I’ve been running the Toronto AB/DL/AgePlay munches every month since 1999 and they’ve been wonderful with absolutely no sexual overtones. I emphasized this in the wording of the munch ads. It’s not a “pickup” event and will continue to stay that way.
Since we meet in a relatively public location and no RSVP is necessary, people are free to come and go as they please or cautiously observe from a distance if they so choose. This “open” format has made a lot of otherwise shy people (including women) feel a lot safer and more comoftable.
I suppose it also helps that I’m married and that my wife also joins me at the munch when work allows. This shows people that the organizer isn’t some sort of freak or wierdo. Whenever I can’t be there due to work or family obligations, I ensure that there is leadership coverage, selected from a few close friends whom I trust. I also maintain an “open email” policy where people can feel free to contact me with suggestions, ideas, concerns, etc.
For those munches/gatherings that didn’t feel right (and I’ve been to a few like that), I have generally observed that the person hosting the event is doing it for themselves (or an alterior motive) rather than for the betterment of the community in general.
One suggestion I do like to give people is this: If you don’t like the current events or there aren’t any in your area, start up one of your own! 🙂 It’s not hard and you’d be surpised just how many people come out of the woodwork.
Penny – do you happen to be the same Penny that posted on the old abdlforums.com, or whatever it was called? It’s been a while, I forget the name of it!
I can’t ever imagine going to a group for something that I enjoy i my own home with my bunnies. One thing that I do like about the states would be Bambino… but I am not going to move back just for that.
Thank you So much! I have also been in diapers my whole life, and a bed wetter all my life, and l’m finally come to terms with wearing them in in public.
Woah, you live in NC to?
Where at cause I live in the Wilmington/Leland area!
I’e been looking for other folks in the Wilmington area.
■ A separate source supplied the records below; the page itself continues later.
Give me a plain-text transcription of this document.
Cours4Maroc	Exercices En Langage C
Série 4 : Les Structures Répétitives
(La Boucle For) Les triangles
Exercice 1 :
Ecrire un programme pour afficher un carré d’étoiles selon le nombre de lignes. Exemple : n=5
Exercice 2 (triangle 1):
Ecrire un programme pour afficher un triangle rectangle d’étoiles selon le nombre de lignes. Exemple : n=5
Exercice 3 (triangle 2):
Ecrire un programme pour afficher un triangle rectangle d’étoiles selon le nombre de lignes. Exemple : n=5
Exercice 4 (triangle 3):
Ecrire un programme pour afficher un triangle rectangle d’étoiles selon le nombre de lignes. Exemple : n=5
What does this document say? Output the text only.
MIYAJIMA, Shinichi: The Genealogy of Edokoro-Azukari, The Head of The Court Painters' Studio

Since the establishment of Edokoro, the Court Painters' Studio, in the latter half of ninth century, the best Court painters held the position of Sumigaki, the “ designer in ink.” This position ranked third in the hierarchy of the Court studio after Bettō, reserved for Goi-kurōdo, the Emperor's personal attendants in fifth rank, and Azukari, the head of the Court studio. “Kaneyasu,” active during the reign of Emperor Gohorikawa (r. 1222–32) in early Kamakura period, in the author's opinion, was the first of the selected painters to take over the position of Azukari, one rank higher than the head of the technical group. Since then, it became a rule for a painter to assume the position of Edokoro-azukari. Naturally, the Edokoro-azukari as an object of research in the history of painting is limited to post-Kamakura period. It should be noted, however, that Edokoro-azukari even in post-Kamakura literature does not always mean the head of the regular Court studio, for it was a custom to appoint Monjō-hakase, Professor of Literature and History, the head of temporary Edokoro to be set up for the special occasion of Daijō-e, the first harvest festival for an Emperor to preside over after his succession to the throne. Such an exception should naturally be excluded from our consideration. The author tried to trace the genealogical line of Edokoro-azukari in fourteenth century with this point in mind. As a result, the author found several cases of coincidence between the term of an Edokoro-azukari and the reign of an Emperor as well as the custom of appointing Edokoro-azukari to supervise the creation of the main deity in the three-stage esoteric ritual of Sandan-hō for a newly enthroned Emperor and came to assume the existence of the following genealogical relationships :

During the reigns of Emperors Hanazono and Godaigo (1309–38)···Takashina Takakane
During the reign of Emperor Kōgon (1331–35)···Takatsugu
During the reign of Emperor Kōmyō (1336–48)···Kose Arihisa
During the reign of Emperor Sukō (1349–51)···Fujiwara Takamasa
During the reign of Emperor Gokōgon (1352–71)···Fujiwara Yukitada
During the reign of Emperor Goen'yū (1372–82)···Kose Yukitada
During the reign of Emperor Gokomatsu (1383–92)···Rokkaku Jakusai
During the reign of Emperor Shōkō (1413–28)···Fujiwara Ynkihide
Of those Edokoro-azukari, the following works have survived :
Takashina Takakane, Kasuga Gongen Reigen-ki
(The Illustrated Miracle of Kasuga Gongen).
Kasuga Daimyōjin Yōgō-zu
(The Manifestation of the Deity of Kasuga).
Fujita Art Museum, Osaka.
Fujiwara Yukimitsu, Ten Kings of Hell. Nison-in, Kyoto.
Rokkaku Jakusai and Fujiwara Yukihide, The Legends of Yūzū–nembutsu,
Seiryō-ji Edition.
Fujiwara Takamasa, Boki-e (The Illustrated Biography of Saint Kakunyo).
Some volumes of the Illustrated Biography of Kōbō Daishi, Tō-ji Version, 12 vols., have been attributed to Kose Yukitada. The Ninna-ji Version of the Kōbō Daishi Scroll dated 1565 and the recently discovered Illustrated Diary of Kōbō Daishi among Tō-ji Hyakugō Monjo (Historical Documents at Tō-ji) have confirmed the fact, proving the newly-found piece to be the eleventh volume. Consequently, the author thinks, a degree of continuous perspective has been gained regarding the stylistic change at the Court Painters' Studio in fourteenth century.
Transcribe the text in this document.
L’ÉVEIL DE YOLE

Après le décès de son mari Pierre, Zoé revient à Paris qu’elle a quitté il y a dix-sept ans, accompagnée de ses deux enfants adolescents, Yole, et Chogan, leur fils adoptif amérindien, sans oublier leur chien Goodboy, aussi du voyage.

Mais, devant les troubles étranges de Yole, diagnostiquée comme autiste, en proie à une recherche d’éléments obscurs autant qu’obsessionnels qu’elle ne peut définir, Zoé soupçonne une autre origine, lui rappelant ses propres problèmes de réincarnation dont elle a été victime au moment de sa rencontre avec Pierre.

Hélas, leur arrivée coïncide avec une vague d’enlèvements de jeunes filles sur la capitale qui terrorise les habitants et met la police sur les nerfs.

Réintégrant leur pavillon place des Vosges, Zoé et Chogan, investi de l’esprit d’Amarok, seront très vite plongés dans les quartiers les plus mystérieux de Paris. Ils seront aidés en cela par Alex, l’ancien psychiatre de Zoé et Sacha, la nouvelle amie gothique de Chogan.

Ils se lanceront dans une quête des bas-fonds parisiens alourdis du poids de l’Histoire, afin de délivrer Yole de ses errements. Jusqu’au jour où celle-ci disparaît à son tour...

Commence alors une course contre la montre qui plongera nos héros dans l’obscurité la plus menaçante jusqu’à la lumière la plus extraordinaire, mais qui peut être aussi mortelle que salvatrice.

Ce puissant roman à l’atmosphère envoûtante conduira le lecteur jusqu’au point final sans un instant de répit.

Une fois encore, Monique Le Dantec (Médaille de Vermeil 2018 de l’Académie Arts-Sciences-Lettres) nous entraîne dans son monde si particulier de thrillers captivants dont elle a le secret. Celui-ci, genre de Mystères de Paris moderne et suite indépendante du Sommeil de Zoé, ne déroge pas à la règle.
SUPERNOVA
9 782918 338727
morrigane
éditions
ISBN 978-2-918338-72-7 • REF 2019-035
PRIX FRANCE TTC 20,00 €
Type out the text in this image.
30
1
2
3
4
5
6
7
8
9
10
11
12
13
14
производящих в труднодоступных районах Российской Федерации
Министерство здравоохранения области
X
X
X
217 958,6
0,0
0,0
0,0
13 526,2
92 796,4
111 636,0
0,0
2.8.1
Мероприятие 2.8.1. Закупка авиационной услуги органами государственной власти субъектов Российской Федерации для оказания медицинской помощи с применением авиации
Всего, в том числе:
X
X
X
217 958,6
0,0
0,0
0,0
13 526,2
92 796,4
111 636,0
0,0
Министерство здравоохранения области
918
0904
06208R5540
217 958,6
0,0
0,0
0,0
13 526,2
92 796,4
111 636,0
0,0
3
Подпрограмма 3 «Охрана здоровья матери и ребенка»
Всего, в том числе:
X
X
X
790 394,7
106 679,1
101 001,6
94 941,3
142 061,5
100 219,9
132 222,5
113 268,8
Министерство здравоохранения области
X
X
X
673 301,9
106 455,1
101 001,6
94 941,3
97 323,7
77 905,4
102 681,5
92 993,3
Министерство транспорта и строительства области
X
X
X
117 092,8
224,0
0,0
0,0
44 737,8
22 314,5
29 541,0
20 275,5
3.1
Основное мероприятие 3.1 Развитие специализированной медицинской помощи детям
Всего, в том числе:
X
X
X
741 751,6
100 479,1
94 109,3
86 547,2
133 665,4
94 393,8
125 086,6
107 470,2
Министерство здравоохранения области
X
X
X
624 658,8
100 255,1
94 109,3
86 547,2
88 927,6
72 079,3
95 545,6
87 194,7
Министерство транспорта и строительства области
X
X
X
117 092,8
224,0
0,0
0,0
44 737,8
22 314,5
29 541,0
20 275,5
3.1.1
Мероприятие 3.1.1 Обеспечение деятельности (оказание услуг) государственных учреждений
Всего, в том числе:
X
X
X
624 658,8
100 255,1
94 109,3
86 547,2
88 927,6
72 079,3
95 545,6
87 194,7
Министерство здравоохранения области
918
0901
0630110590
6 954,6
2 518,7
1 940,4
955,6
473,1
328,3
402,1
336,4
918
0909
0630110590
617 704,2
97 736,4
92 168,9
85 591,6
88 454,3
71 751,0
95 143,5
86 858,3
I’m an AB mommy; have a profile on DiaperSpace under AnnodChihuly. I went to a Munch in Maryland and met a great group of folks. I was very new to the scene, so it was great to see everyone laughing and talking. We met in a restaurant and had some great conversations. I have met several ABs that would rather keep that side of their life private, or, they have had to hide it for so long, the idea of actually “coming out” is frightening. I’ve met a great guy in the community and plan to move to FL soon to be with him full time. We have never RP’d, but he says that just the fact that I am cool with it is enough for him. You are all different, wonderful and special!
i am 14 and am an abdl my fetish is so strong that i want to steal. i donwt want to tell my parents because im affraid my dad will beat me. iwish i could talk about with other people
I have recently become more interested in meeting other abdl types, and it’s a bit of work to find meets or other events which are only advertised or known about by the users of any given couple of sites. I discovered an AB once who’d grown up completely unaware that other people like him existed. It’s kind of lonely being an ABDL person and wondering if you’ll ever find the kind of relationship, or acceptance that almost everyone around you is unable to give an ABDL. I’m sick of being hurt in relationships with women who can’t deal with the strangeness of the
“fetish”. We are so lucky even to have the internet community these days.